Adding NPU support to Windows application development
Windows will increasingly rely on NPUs in the future, with Microsoft announcing its Project Volterra ARM-based development hardware as a platform for building and testing NPU-based code at its Microsoft Build developer event. Ready to ship in the near future, Project Volterra is a desktop device that is likely to be powered by a SQ3 variant of the Qualcomm 8cx Gen3 processor with Microsoft’s own custom NPU. That NPU is designed to help developers start to use its features in their code, handling video and audio processing using a version of Qualcomm’s Neural Processing SDK for Windows.
Microsoft expects NPUs to become a standard feature in mobile and desktop hardware, and that requires getting NPU-based hardware like Project Volterra into the hands of developers. Project Volterra is designed to be stackable, so it should be possible to build several into the development rack, allowing developers to write code, build applications and run tests at the same time. It’s also a good-looking piece of hardware, designed by the Surface hardware team and with a similar look to the flagship Surface Laptop Studio and Surface Pro X devices.
Project Volterra is only part of an end-to-end set of tools for building ARM-based NPU applications. It will be joined by ARM native versions of Visual Studio along with .NET and Visual C++. If you’re looking at building your own machine learning models on Volterra hardware, there’s ARM support for WSL — the Windows Subsystem for Linux — where you can quickly install common machine learning frameworks. Microsoft will be working with many familiar open-source projects to deliver ARM-native builds so all your toolchain will be ready for the next generation of Windows hardware.
While the Qualcomm Neural Processing SDK is part of the initial Project Volterra toolchain, it’s really only a start. As more NPU silicon rolls out, you should expect to see Microsoft building support into Windows with its own developer SDKs and hardware-agnostic runtimes that allow you to build AI code once and have it accelerated anywhere.
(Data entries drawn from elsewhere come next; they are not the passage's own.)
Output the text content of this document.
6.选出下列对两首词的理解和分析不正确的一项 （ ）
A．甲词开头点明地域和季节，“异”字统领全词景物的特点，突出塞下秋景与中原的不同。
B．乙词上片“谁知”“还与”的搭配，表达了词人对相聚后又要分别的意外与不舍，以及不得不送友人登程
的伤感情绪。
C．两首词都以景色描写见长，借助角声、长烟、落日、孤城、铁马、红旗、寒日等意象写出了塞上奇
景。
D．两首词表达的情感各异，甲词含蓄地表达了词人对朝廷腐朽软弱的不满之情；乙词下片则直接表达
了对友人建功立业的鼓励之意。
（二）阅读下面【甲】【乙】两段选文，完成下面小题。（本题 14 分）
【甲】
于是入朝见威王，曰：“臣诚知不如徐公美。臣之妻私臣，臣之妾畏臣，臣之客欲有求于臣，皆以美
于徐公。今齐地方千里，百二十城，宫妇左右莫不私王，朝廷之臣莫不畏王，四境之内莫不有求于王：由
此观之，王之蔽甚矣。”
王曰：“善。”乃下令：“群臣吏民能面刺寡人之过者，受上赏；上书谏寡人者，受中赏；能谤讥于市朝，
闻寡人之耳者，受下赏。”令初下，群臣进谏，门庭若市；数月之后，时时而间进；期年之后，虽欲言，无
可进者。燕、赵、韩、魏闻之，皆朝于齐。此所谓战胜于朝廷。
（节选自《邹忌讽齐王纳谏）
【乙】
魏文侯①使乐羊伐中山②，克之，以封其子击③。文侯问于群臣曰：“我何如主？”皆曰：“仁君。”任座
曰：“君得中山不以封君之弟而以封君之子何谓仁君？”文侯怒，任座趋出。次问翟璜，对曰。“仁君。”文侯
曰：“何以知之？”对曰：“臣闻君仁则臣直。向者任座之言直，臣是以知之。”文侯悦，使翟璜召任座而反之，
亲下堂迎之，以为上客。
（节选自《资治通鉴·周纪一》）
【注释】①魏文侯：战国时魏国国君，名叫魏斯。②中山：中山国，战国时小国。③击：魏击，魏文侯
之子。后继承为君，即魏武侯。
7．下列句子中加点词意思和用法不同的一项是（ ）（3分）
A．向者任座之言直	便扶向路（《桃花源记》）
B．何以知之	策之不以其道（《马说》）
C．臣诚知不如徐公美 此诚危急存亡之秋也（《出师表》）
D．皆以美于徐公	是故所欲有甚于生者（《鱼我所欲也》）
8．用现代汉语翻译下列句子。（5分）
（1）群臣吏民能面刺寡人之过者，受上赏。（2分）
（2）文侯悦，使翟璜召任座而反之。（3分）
Get started with portable AI using WinML and ONNX
We can get a feel for what that might look like by looking at the WinML tools already shipping in the Windows SDK, which can use GPU acceleration to host ONNX models. ONNX, the Open Neural Network eXchange, is a common run time for portable AI models, which can be built using high performance computer systems like Azure Machine Learning. Here you can work with the large amounts of data needed to train machine learning with the necessary computer power and use familiar machine learning frameworks like PyTorch and TensorFlow before exporting the trained models as ONNX for use in WinML.
NPUs aren’t only for desktop devices. They’re key to Microsoft’s IoT strategy, with the low-code Azure Percept platform built around an Intel Movidius vision processing unit, allowing it to work on complex computer vision tasks without requiring high-power hardware. That’s probably the biggest benefit of using NPUs to accelerate AI tasks: The ability to run them at the edge of the network on relatively low-cost hardware.
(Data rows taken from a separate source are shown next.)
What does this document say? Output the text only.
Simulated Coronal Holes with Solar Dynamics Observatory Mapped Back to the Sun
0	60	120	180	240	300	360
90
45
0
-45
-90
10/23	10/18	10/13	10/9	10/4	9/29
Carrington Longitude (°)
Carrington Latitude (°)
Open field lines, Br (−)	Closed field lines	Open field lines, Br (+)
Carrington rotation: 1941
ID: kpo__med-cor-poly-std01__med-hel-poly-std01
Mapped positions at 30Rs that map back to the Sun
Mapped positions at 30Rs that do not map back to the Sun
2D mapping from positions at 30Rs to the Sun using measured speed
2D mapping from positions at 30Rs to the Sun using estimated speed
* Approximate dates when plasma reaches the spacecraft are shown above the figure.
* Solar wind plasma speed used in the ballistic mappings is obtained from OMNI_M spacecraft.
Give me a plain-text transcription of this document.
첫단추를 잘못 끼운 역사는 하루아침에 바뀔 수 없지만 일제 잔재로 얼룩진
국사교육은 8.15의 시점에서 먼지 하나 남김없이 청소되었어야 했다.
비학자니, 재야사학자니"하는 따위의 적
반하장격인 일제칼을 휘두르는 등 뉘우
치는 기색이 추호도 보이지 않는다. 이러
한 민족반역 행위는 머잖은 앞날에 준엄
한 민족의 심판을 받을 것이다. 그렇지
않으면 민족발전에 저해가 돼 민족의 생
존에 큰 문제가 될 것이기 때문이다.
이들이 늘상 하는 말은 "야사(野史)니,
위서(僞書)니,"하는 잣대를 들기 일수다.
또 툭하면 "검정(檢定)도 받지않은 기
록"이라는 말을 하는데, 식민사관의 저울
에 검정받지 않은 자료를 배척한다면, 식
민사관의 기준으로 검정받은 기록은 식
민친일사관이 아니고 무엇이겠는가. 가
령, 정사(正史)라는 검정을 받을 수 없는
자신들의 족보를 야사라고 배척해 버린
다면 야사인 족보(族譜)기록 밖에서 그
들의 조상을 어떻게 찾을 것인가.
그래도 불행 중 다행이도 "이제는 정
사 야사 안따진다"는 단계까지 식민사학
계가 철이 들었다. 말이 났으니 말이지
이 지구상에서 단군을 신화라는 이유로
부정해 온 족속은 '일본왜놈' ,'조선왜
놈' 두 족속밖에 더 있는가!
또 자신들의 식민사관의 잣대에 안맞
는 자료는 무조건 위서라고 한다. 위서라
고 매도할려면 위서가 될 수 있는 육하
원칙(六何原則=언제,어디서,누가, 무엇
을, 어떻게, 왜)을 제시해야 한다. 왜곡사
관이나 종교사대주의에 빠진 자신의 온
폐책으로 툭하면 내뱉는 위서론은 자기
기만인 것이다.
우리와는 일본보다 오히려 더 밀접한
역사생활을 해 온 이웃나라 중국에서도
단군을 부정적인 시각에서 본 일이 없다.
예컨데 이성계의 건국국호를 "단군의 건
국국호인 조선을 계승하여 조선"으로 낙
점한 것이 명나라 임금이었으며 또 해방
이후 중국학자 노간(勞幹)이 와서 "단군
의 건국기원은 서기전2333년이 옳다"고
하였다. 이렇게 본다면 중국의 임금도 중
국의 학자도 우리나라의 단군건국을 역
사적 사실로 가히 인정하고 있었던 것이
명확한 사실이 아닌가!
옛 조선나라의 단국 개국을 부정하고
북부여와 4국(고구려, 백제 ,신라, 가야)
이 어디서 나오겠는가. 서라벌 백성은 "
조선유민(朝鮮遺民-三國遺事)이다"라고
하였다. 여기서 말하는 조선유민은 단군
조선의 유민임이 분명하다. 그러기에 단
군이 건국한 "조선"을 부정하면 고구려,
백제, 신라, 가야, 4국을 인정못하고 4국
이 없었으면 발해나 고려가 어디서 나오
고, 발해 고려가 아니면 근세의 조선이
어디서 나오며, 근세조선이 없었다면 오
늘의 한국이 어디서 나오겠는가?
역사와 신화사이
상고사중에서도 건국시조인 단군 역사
NPUs in tomorrow’s silicon
Looking at the silicon roadmaps of the various processor and GPU vendors, it’s clear that AI acceleration is key to their next generation of hardware. Intel is building it into its 2023 Meteor Lake mobile processor family, with the desktop Raptor Lake working with M.2-based AI accelerator modules. At the same time, AMB is working on integrating AI and ML optimizations in its next generation Zen 5 hardware.
While only a few PCs like the Surface Pro X have NPU support today, it’s clear that the future looks very different, with AI accelerators of different types becoming either built-in to chiplet systems-on-a-chip or as plugins using widely available PCIe ports. With Microsoft ready to deliver tools for building code that can use them, as well as demonstrating its own AI-powered enhancements to Windows, it looks as though we won’t have to wait to take advantage of NPUs — especially as they should be built into our next generation of PCs.